Of course, a summary like the one I just gave is lopsided, because his qualities as an actor have been readily accessible, right up there on the screen. The damage he did to those young men and boys he preyed on all happened off-camera, and we haven’t had anything like a full accounting of that, though I’m sure we’ll be getting more information in the future. That must be our primary focus, but in the meantime, the way he came out of the closet was despicable. I kept thinking if there might be a worse way for a man to announce his homosexuality, and the only way I could think of was for him to say, “I’m gay” while the police were hauling the chopped-up remains of more than two male prostitutes out of his house. The actor never embraced the gay community until he needed to use them as a shield, and for that he richly earned the lasting scorn of the LGBT community. No amounts of accomplishment on the screen will ever mitigate what he did.
(By the way, if you’re wondering about All the Money in the World, it benefits from the recast, by sheer dint of the 87-year-old Plummer not needing old-age makeup to portray the 80-year-old Getty. If you didn’t know about the film’s production history, you’d never guess that the actor was shoehorned into the movie at the last minute. It’s a tribute to Plummer and Ridley Scott, and also to Mark Wahlberg and Michelle Williams, who were reshooting their scenes opposite Plummer under that same short notice.
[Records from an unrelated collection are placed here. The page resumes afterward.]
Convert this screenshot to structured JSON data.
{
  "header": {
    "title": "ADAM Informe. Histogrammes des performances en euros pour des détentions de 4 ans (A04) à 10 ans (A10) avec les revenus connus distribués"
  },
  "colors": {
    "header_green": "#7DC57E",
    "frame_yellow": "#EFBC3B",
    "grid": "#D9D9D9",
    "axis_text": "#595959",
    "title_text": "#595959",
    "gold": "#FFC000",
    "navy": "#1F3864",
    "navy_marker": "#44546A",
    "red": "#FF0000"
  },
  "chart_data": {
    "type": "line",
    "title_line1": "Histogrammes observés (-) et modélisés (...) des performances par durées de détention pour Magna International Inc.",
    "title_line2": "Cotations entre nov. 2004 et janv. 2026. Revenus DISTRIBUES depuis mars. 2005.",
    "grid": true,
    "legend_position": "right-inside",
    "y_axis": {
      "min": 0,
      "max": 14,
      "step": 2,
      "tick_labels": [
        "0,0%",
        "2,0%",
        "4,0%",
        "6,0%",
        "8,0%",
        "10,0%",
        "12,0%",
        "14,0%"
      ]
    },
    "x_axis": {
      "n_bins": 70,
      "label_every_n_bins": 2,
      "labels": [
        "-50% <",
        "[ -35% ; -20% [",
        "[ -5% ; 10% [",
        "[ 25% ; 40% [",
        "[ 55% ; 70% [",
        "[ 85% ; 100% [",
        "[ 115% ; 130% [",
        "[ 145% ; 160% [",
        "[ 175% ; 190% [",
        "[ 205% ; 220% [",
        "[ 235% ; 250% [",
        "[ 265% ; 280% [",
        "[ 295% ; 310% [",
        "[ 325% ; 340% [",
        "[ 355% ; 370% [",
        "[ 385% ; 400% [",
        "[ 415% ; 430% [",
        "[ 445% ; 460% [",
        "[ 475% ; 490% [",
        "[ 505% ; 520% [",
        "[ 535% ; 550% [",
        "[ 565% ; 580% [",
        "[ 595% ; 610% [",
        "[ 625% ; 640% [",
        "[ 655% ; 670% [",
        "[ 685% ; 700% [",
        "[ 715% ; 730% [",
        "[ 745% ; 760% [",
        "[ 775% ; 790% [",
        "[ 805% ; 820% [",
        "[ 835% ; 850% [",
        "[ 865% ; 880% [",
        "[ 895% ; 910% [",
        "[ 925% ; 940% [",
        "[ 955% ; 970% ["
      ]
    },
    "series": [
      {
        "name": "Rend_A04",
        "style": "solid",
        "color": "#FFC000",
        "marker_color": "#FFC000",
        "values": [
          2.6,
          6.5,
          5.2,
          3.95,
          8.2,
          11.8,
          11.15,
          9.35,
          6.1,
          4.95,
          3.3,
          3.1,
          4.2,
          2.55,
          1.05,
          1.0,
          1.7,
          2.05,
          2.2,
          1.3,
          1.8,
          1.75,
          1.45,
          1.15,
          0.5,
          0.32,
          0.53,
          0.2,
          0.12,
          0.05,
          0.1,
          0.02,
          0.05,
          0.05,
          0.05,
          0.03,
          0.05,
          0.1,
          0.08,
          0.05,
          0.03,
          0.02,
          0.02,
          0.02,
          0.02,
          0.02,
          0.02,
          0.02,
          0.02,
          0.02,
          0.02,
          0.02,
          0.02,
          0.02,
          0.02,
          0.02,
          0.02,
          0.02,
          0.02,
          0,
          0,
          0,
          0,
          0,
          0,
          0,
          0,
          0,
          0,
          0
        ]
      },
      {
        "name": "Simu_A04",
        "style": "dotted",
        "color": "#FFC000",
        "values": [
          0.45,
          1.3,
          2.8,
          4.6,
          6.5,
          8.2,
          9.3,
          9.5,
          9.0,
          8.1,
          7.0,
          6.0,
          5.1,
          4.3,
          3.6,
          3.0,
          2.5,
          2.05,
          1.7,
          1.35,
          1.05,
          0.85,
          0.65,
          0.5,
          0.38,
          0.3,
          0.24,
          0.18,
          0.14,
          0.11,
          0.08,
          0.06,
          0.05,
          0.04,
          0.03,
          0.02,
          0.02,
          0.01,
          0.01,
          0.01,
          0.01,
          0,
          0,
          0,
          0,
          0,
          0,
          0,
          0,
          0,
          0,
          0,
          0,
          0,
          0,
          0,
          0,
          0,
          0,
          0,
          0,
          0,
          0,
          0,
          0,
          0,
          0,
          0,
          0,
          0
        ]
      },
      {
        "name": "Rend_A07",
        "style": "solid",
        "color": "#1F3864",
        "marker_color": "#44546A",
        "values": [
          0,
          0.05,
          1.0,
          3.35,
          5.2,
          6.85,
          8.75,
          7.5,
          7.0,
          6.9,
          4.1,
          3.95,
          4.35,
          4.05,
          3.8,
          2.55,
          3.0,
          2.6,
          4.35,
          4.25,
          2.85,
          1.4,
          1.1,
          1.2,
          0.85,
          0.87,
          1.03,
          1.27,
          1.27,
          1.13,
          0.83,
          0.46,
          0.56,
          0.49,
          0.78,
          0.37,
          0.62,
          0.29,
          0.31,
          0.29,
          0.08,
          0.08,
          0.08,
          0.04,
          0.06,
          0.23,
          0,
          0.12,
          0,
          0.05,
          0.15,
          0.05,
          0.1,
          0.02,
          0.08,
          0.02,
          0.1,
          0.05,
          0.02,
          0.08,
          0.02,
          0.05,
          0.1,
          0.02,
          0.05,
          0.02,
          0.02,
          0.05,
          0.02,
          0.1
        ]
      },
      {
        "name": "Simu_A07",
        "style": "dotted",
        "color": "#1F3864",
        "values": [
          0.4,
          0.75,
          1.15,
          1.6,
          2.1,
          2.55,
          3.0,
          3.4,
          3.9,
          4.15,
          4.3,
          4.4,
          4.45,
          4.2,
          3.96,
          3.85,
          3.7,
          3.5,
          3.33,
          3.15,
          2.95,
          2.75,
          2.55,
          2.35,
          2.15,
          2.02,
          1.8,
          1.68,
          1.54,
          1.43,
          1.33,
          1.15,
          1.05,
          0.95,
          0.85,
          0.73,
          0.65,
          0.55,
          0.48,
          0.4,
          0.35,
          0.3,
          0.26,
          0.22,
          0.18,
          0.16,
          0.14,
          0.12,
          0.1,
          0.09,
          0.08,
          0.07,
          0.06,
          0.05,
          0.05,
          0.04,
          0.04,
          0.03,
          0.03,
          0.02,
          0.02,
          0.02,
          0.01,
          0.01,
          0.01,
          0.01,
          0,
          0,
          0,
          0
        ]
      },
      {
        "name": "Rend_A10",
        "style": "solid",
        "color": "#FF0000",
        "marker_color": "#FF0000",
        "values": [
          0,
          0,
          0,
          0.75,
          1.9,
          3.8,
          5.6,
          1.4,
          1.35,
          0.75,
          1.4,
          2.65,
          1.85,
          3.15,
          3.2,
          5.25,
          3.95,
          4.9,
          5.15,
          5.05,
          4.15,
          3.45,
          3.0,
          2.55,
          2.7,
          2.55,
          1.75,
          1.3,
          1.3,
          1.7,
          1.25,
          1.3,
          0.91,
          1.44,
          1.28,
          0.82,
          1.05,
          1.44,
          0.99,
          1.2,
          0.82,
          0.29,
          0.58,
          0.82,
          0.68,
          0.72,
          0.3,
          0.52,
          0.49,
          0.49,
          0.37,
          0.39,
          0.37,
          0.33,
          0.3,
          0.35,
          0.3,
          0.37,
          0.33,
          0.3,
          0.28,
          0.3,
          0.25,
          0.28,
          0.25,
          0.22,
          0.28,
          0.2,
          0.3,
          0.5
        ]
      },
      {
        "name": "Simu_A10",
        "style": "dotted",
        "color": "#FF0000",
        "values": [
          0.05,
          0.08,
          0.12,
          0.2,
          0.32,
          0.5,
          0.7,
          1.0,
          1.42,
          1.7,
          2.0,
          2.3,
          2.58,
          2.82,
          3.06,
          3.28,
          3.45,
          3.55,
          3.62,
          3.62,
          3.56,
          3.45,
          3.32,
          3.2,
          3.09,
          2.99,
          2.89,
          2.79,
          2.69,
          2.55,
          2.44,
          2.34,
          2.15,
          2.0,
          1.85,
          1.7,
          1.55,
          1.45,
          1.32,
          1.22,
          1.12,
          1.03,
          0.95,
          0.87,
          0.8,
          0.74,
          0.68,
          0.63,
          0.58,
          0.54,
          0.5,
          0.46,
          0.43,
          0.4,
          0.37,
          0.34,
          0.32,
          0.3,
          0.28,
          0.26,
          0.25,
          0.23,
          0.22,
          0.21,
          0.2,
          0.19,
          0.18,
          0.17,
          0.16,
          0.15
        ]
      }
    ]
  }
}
The movie itself is plagued by narrative issues that go well beyond the actor portraying Getty.)
We live in an America where a self-admitted serial sexual predator occupies the Oval Office, which means there’s probably a road back for Spacey. No agent, manager, or publicist has the playbook for a situation like his, though. Maybe he should run for public office in character as Frank Underwood. He knows how to give a speech, and the Republican Party is now in the business of funding credibly accused pedophiles. I will see Spacey in that Gore Vidal biopic whenever its distributor decides to release it, because it’s my job. I never watched House of Cards, so I don’t care that it’s over. If Spacey never gets hired again, well, there are other great actors in the world. As for the movies he did and the performances he gave, I say let them stand. Let’s watch them, as a monument to his depth and skill as an actor, yes, but also as a reminder of the rotten power structure in Hollywood that allowed men like him to get away with their criminal behavior for decades. With 2018 almost upon us, let’s resolve not to backslide from this long-overdue moment of outrage. Let’s resolve not to let a guy like him happen again.